In fact, at one point, Don shared with me a window into Dad’s own story I had never known. It helped me see how all along, Dad wasn’t doing these things because of disdain for me. He, himself felt broken. He, too, was wounded. He was driven by something deep within, and wherever his deep sense of shame crossed paths with me and something I was doing, it came out in an angry or impatient or an overall too-busy-to-notice-you sort of way.

Don walked me through the process of forgiving Dad. He never once suggested I needed to “forgive and forget.” To be honest, I don’t even think that’s biblical.

Instead, Don led me to the cross. He showed me how Jesus takes our pain so that He can then pour out His love into our hearts. After my time with Don, I felt loved by God for the first time in my life. The week afterward, I felt as if I was walking in the sky—so light, so free. I had a deep sense of joy I never felt before, and I could look Dad in the eyes without feeling shame.

What I never expected in all of this, was that I also lost all desire to look at porn or masturbate. It’s not that I never felt those desires again, but more that I realized where they come from in the first place.

A Monster in a Cage

Before working through pain from Dad and coming to a deep place of forgiveness towards him in my heart, living in victory felt like keeping a monster in its cage. As long as the monster inside of me was caged, I was free to bounce my eyes, yield to internet filters, “walk in the Spirit,” or whatever I did to discipline myself into purity.

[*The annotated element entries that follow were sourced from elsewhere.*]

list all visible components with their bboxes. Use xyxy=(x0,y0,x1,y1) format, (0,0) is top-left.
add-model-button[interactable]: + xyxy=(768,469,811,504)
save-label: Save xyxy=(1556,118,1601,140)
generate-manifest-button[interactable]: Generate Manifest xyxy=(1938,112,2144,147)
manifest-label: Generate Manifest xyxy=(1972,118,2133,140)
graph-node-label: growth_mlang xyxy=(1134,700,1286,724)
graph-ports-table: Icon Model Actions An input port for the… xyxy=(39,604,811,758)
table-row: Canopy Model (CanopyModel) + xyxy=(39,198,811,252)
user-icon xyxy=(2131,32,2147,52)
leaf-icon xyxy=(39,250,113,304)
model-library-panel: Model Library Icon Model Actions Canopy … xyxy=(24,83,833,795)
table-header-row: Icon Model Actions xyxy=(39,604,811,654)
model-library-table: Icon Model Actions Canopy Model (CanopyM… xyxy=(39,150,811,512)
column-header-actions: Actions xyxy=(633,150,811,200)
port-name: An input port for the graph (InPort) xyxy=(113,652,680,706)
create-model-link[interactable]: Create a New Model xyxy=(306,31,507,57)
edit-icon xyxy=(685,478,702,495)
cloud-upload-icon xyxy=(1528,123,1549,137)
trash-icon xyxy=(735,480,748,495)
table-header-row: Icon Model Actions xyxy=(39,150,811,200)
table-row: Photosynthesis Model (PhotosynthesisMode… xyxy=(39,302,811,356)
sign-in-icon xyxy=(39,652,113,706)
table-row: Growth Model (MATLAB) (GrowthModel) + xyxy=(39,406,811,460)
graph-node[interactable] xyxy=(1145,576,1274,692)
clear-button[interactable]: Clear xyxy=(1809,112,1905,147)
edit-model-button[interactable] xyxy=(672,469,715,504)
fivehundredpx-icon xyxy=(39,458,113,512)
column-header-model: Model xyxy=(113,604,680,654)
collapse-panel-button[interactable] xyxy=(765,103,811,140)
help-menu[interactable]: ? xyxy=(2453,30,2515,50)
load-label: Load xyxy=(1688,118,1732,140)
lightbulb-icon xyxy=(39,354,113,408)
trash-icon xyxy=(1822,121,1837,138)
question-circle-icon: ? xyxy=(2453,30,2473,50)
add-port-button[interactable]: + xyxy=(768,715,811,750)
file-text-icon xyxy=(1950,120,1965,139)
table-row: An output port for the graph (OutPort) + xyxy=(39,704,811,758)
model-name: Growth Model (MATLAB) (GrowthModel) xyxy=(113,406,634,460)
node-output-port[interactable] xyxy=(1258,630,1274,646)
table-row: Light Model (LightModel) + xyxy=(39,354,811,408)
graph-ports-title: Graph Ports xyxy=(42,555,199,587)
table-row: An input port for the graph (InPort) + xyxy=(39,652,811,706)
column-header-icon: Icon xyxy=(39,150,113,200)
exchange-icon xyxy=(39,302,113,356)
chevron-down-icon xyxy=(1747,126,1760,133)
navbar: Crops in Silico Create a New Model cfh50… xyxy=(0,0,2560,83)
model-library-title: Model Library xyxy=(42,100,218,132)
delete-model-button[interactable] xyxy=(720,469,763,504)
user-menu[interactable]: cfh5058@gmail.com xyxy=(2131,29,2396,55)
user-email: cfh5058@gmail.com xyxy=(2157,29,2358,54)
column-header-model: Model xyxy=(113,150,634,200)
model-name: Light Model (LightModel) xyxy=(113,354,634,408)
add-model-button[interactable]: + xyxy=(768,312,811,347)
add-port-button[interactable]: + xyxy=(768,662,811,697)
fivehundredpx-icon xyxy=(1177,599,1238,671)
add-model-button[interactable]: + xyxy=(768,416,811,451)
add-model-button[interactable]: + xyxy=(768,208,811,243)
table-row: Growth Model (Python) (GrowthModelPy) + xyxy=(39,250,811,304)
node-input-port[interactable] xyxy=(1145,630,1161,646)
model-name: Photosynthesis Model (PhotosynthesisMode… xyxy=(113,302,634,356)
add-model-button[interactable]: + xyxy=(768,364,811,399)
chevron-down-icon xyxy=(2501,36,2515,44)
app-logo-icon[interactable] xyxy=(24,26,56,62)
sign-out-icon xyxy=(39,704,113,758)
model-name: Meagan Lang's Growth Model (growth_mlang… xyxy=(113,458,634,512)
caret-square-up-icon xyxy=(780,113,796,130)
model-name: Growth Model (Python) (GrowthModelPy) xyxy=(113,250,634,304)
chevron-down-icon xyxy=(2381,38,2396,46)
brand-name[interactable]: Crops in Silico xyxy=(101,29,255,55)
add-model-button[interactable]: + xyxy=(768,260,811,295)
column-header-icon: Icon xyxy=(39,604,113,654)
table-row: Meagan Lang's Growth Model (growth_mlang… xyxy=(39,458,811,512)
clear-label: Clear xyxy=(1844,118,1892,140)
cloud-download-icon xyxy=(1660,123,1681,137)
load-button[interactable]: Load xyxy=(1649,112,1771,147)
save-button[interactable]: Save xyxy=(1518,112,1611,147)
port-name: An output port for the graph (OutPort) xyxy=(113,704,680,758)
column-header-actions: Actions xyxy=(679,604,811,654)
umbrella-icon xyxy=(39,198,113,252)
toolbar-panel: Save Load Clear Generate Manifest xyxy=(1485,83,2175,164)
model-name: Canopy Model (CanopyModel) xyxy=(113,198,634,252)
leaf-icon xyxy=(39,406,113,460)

The problem was that every now and then the monster got out of the cage. I couldn’t hold on tight enough, all the time, and when the monster got loose, I couldn’t control what happened inside me.

But after I forgave Dad and experienced the deep healing of Christ, feeling and experiencing God’s love for me, I no longer felt the monster inside.

I no longer needed a cage.

Needing a Dopamine Fix

Author and counselor, Bruce Lengeman, was the first person to put words to my feeling of a monster inside. He calls it a lion.

In his book, To Kill a Lion, he says all addictions have the same root: unhealed emotional wounds. “If you know how to help someone overcome one particular addiction, you likely know how to help others overcome any type of addiction. The servants of addictions are adrenaline and dopamine” (To Kill a Lion, p. 48).

Whenever anyone is aroused, dopamine is released throughout their body and makes them feel “on top of their world.” And what I never realized was that dopamine (through sexual indulgence) soothed the pain I felt from Dad.

I have felt nothing more euphoric than having sex with my wife. It’s an awesome feeling! Profoundly pleasurable. And because our whole emotional framework is fused together with our sexual feelings, when we feel an emptiness emotionally, we try gratifying it sexually (To Kill a Lion, pp. 30 & 48).

I suppose it shouldn’t be surprising that all of our senses connect, but I never understood this until I met with Do and realized a much deeper level of freedom. Actually, it was peace I discovered.

For the first time in my life, that I could remember, I felt peace deep in my heart and I no longer needed dopamine to distract me from the pain.

Finding Our Way Through a Broken World

We live in a world of brokenness, a world of people disconnected from God. We all have undeveloped parts of our hearts that inhibit our ability to love well.

Just as the serpent posed a suggestion to Adam and Eve that God can’t be trusted, so he poses the same suggestion to us through each of these wounding experiences. God can’t be trusted.

At the surface, almost all of us will acknowledge He can! But for some reason, deep in our hearts, we are living life as if we believe Lucifer’s crafty lie. Most of us don’t realize we struggle to trust God until we dig a little further. When we do, we usually find a basket of emotions we are not sure what do with.

Too often, we simply shut the basket inside a closet deep in our hearts and vow to never open the door again.

The problem is, our sexuality doesn’t let us forget buried emotions. We are made to feel, made to live from the heart. And when the heart is not free, we can become bondage to all kinds of addictions, including sexual immorality.